Transformation: Use when the skill converts input to output (blog outline to draft, requirements to test cases, schema to migration).

Recommendation list: Use when the skill suggests actions (optimization opportunities, refactoring candidates, dependency updates).

Putting It All Together

Here is a complete skill for writing blog posts, combining all four components:

name: blog-writer
description: "Writes publication-ready blog posts with strong hooks,
              clear structure, and audience-appropriate voice"

trigger: "When the user asks to write, draft, or create a blog post"

prompt: |
  ## Workflow
  1. Clarify scope — gather topic, audience, tone, format, word count
  2. Select format — pick the best structure from blog-formats reference
  3. Draft headlines — write 3-5 options, recommend the strongest
  4. Write the post — follow the selected format's structure
  5. Polish — apply readability and SEO checks

  ## Rules
  - Open with a hook that earns the next paragraph
  - Every section must justify its existence
  - Use concrete examples, numbers, and specifics
  - Match voice to audience (default: Professional Conversational)
  - End with a clear, specific call to action

references:
  - blog-formats.md        # 8 post structures with examples
  - seo-and-structure.md   # Headlines, hooks, SEO, readability
  - tone-and-voice.md      # Voice profiles and audience adaptation

output: |
  Markdown with:
  - H1 for the title
  - H2 for major sections
  - H3 for subsections (sparingly)
  - Fenced code blocks with language tags
  - Bold for key phrases (1-2 per section max)
  - Meta description as a comment if SEO was requested

Notice how each component handles a distinct concern. The trigger says when. The prompt says how. The references provide knowledge. The output contract says what it looks like. Change any one component and the others still hold.

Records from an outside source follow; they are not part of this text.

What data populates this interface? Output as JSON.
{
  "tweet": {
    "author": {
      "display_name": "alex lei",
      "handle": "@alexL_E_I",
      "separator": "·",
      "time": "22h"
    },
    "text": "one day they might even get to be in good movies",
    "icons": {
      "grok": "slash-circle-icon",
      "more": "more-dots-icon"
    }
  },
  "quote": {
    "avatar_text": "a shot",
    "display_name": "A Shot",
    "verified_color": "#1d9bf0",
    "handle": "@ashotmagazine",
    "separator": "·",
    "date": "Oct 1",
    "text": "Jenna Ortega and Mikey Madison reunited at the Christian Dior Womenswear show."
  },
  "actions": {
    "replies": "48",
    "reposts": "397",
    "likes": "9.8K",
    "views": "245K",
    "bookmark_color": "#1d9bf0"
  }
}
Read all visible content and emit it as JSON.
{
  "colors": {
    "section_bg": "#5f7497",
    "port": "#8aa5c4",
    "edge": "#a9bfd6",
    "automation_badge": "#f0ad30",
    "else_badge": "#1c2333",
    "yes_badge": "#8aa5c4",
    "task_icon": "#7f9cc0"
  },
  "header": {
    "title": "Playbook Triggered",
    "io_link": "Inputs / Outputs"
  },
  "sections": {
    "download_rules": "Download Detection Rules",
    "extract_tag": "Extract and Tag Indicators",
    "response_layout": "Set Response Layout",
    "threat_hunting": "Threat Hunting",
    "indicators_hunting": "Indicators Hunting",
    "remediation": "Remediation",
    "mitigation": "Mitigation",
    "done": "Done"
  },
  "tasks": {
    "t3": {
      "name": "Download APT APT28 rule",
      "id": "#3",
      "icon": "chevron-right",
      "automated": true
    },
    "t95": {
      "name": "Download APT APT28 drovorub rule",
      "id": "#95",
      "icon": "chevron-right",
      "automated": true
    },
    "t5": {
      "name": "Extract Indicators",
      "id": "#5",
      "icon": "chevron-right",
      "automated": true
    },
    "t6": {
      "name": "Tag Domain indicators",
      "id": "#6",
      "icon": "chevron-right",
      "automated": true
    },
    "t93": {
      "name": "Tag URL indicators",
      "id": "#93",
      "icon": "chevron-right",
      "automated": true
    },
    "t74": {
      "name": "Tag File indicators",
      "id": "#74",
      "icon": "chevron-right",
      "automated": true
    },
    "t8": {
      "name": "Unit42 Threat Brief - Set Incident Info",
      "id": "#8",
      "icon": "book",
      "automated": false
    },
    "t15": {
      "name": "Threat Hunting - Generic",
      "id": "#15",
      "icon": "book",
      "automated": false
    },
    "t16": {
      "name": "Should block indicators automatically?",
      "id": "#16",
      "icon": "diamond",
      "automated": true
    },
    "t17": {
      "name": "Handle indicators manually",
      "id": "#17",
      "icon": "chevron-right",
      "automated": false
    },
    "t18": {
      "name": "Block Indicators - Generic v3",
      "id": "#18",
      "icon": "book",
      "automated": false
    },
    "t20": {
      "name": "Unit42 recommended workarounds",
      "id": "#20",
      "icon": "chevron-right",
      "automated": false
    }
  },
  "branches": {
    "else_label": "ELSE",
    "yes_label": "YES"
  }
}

Common Skill Anti-Patterns

The kitchen sink skill

A skill that tries to do everything: review code, write tests, update docs, and deploy. This skill will do all four things poorly. Split it into four focused skills.

The rigid skill

A skill with so many specific rules that it cannot adapt to edge cases. “Always use exactly 3 H2 sections” breaks when the content naturally needs 5. Use constraints for quality, not for structure.

The stateless skill

A skill that ignores what happened before it ran. A deploy skill that does not check git status first. A review skill that does not read the PR description. Skills should gather context from the environment, not just from the user’s message.

The undocumented skill

A skill with no description, no clear trigger, and an opaque prompt. If someone on your team cannot understand what the skill does by reading it for thirty seconds, it needs better documentation.

From Anatomy to Practice

You now understand the four components of a skill and the design principles that make each one effective. In Part 4, we put this knowledge to work: identifying a repetitive workflow in your daily work and extracting it into your first custom skill, step by step.

The best way to internalize these concepts is to look at a skill you already use — or a prompt you keep retyping — and map it to the four components. Which pieces are there? Which are missing? The missing pieces explain why the results are inconsistent.